Daybreaker markets itself as a way to enjoy life through your body’s own natural chemicals, rather than the chemicals we arrange and ingest in order to feel artificial pleasure. These chemicals and neurotransmitters are:
- Dopamine, most commonly released during exercise to motivate and reward you.
- Oxytocin, also known as the love hormone, released during cuddling and hugging.
- Serotonin, a mood regulator and the key ingredient to happiness.
- Endorphins, which act like morphine and dampen the effects of pain in a variety of situations.
These are all natural indicators your body utilizes to tell you you’re having a good time – and they’re all triggered through dance and intimacy. But before we delve into why having a good time while pursuing long-term sobriety is essential for anyone in recovery, and anyone else abstaining from addictive substances, let’s get down to what Daybreaker as a rave means.
What Is a Rave?
Raving was a concept long before the era of electronic dance and nightclubs, back when it solely meant to be ecstatic about something. Yet from that word came the modern rave, a festival incorporating the works of several DJs who mix live sets with the focus on getting the crowd moving. The genres don’t really matter – from acid house to speedcore, drum and bass, dub techno and more, there are at least about two dozen possible kinds of music to be found at a rave.
What the rave scene is also famous for is its party drug reputation. While not all raves are rife with drug use, the illegal use of ecstasy at nightclub raves is common enough to warrant a negative association between raves and certain branches of law enforcement. While it’s the often the biggest and loudest dance party of the last three generations, raves tend to be about letting loose, having fun, and forgetting yourself in a maelstrom of dance, music, lighting and fog machines.
Daybreaker sets itself apart by distinctly cutting a gash into two common identifiers of a rave – the nightclub scene, and drug use. By promoting sobriety and an early morning dance routine versus a nighttime musical thrashing, it attempts to juxtapose the fun and raw energy of a rave with pure wholesomeness, camaraderie and mindfulness – values some might see as tenets of sobriety.
The Idea of Partying Sober
It’s not just about being sober, and then heading to a party. When you’re sticking by the side of sobriety and dedicating yourself to your recovery, then the idea of a party is, well, a bad one. But partying sober is more than possible – you just have to choose the right party. Don’t hit the clubs or the bars and expect to be having a good time while constantly remembering that you’re trying to limit yourself.
Instead, attend a sober party. Sober partying has been a growing scene in the past few years, and it’ll become more popular as the need for better recovery and a better understanding of shameless recovery grows.

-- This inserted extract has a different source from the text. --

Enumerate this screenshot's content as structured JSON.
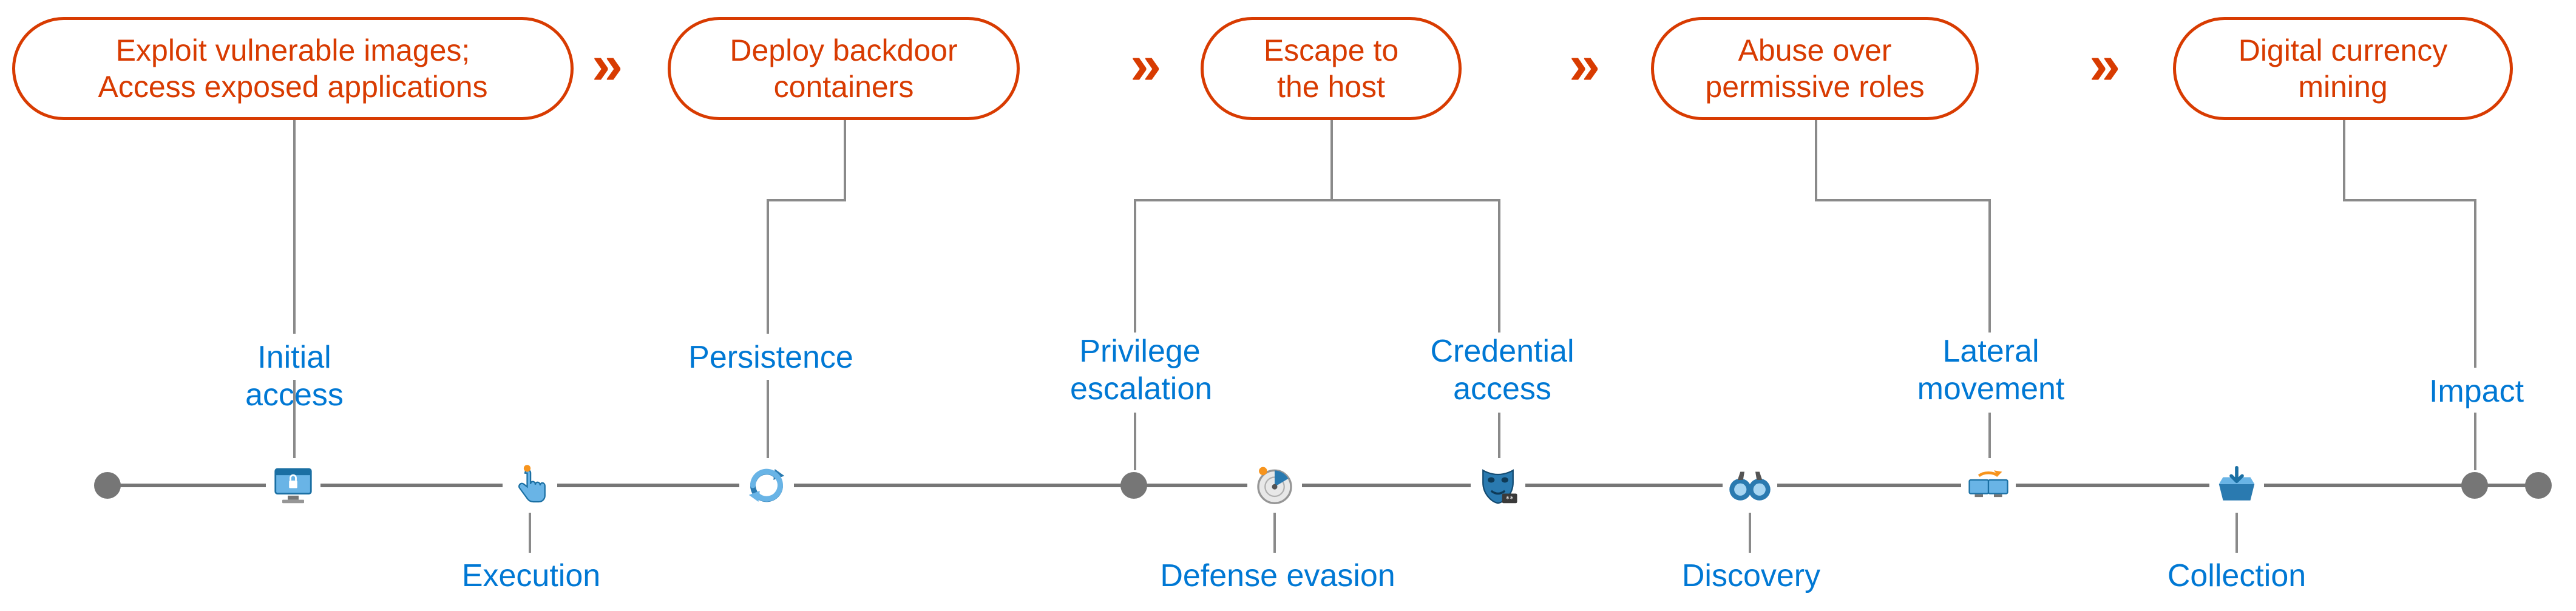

Dance Is More Than Intoxicating
Regardless of whether you’re in recovery or just looking for a good time without the pressure of grabbing a drink or something stronger, dancing is one of the best things few people do often enough. Aside from the pure physical benefits of getting moving and losing yourself in the beat enough to work up a sweat and then some, dancing is a way to express yourself, boost your self-esteem, let your creative juices flow and express pure joy beyond most other forms of exercise.
Dancing in a group amplifies the effect for most, taking the eyes off you and putting you in a situation where you get to move and connect with dozens of other people; friends and strangers alike.

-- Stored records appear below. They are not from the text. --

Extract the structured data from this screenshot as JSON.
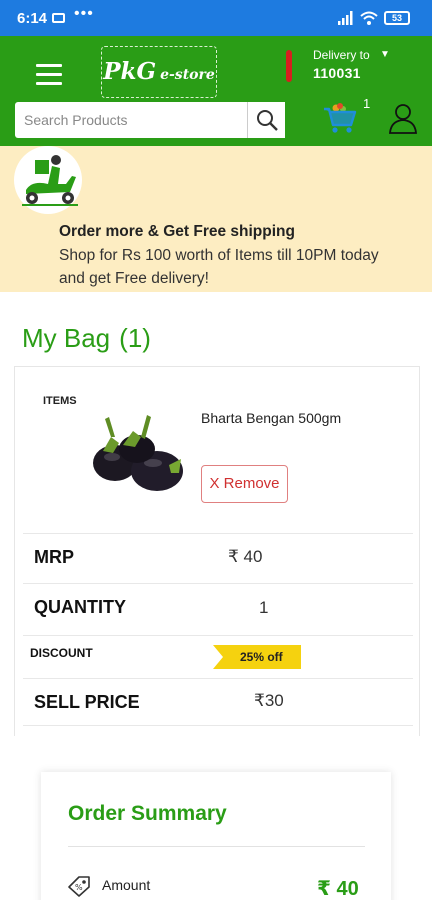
{
  "status_bar": {
    "time": "6:14",
    "more": "•••",
    "battery": "53"
  },
  "header": {
    "logo_main": "PkG",
    "logo_sub": "e-store",
    "delivery_label": "Delivery to",
    "delivery_pincode": "110031",
    "cart_count": "1",
    "brand_color": "#2a9d16"
  },
  "search": {
    "placeholder": "Search Products",
    "value": ""
  },
  "promo": {
    "title": "Order more & Get Free shipping",
    "line1": "Shop for Rs 100 worth of Items till 10PM today",
    "line2": "and get Free delivery!",
    "background": "#fdedc2"
  },
  "bag": {
    "title": "My Bag",
    "count": "(1)",
    "items_label": "ITEMS",
    "item": {
      "name": "Bharta Bengan 500gm",
      "remove_label": "X Remove"
    },
    "rows": {
      "mrp_label": "MRP",
      "mrp_value": "₹ 40",
      "quantity_label": "QUANTITY",
      "quantity_value": "1",
      "discount_label": "DISCOUNT",
      "discount_value": "25% off",
      "sell_price_label": "SELL PRICE",
      "sell_price_value": "₹30"
    }
  },
  "summary": {
    "title": "Order Summary",
    "amount_label": "Amount",
    "amount_value": "₹  40"
  }
}
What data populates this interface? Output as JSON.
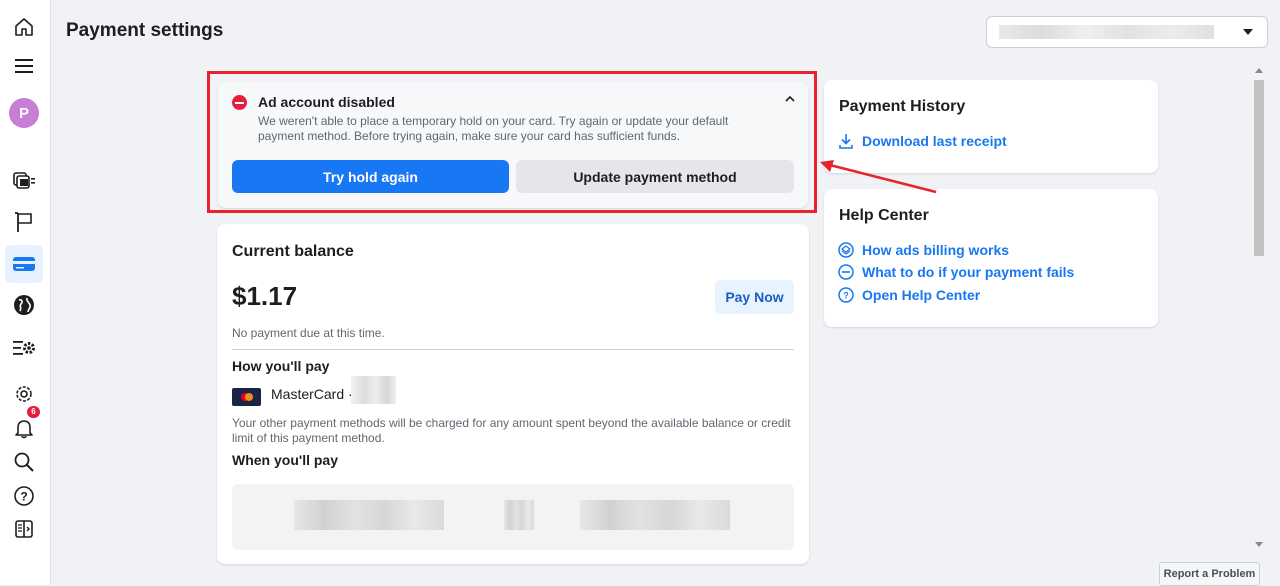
{
  "page": {
    "title": "Payment settings"
  },
  "sidebar": {
    "avatar_initial": "P",
    "notifications_badge": "6",
    "items": [
      {
        "name": "home-icon"
      },
      {
        "name": "menu-icon"
      },
      {
        "name": "avatar"
      },
      {
        "name": "campaigns-icon"
      },
      {
        "name": "flag-icon"
      },
      {
        "name": "billing-card-icon",
        "active": true
      },
      {
        "name": "globe-icon"
      },
      {
        "name": "ad-settings-icon"
      },
      {
        "name": "gear-icon"
      },
      {
        "name": "bell-icon"
      },
      {
        "name": "search-icon"
      },
      {
        "name": "help-icon"
      },
      {
        "name": "sidebar-toggle-icon"
      }
    ]
  },
  "alert": {
    "title": "Ad account disabled",
    "message": "We weren't able to place a temporary hold on your card. Try again or update your default payment method. Before trying again, make sure your card has sufficient funds.",
    "primary_button": "Try hold again",
    "secondary_button": "Update payment method",
    "highlight_color": "#e8232c"
  },
  "balance": {
    "title": "Current balance",
    "amount": "$1.17",
    "pay_now_label": "Pay Now",
    "note": "No payment due at this time.",
    "how_you_pay_title": "How you'll pay",
    "payment_method_label": "MasterCard ·",
    "payment_note": "Your other payment methods will be charged for any amount spent beyond the available balance or credit limit of this payment method.",
    "when_you_pay_title": "When you'll pay"
  },
  "payment_history": {
    "title": "Payment History",
    "download_label": "Download last receipt"
  },
  "help_center": {
    "title": "Help Center",
    "links": [
      {
        "label": "How ads billing works",
        "icon": "billing-help-icon"
      },
      {
        "label": "What to do if your payment fails",
        "icon": "minus-circle-icon"
      },
      {
        "label": "Open Help Center",
        "icon": "question-circle-icon"
      }
    ]
  },
  "footer": {
    "report_label": "Report a Problem"
  },
  "colors": {
    "primary": "#1877f2",
    "error": "#e41e3f",
    "background": "#f0f2f5"
  }
}
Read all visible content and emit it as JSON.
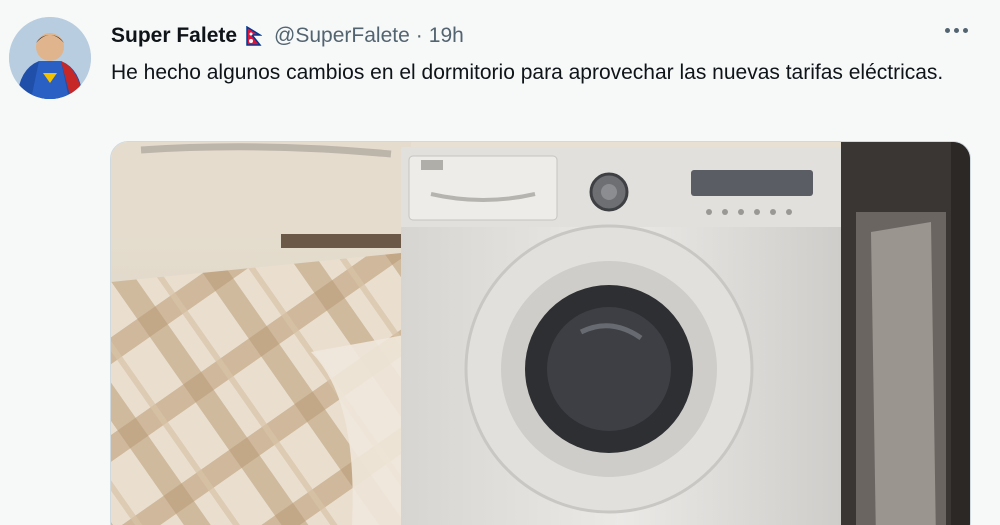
{
  "tweet": {
    "display_name": "Super Falete",
    "handle": "@SuperFalete",
    "separator": "·",
    "time": "19h",
    "text": "He hecho algunos cambios en el dormitorio para aprovechar las nuevas tarifas eléctricas.",
    "icons": {
      "avatar": "superhero-avatar",
      "flag": "nepal-flag-icon",
      "more": "more-options-icon"
    }
  },
  "colors": {
    "background": "#f7f9f9",
    "secondary_text": "#536471",
    "primary_text": "#0f1419"
  }
}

Daybreaker began as a social experiment to test the idea, and has grown into an actual reproducible movement. It encourages people to break the rules of their schedule, start the day with a dance party rather than end the week with one, and harness the joy and pleasure of a rave as energy for the entire day, regardless of when you’re joining in to party.
“Getting High on Life”
Daybreaker is far from the first time we’ve explored the philosophy of actively enjoying and finding pure pleasure in life as it is, without addiction. Sacrificing an addiction isn’t meant to reduce your life to that of a simple ascetic, devoid of the basic pleasures of life and all the perks of hedonism, it’s meant to save your life and improve it in every way imaginable. Addiction, for all the pleasure it brings, is ultimately a massive social and emotional burden, a burning hole that tears through your life until nothing is left but ash and soot, and the faint will to rebuild it all.
Life after addiction isn’t about keeping yourself from remembering what it’s like to feel good, but it’s about feeling good without all the shame, the guilt, and the negative effects of addiction. It’s about enjoying raw life, seeing the bright side to things, and realizing how refreshing it is to be grateful and optimistic rather than steeping in cynicism and pain in-between highs.
Daybreaker is the world’s first organized and marketed rave to a completely drug-free community, designed specifically to promote sober living rather than promote drug use or avoid the subject altogether. And it will most definitely not be the last time such an event gets organized.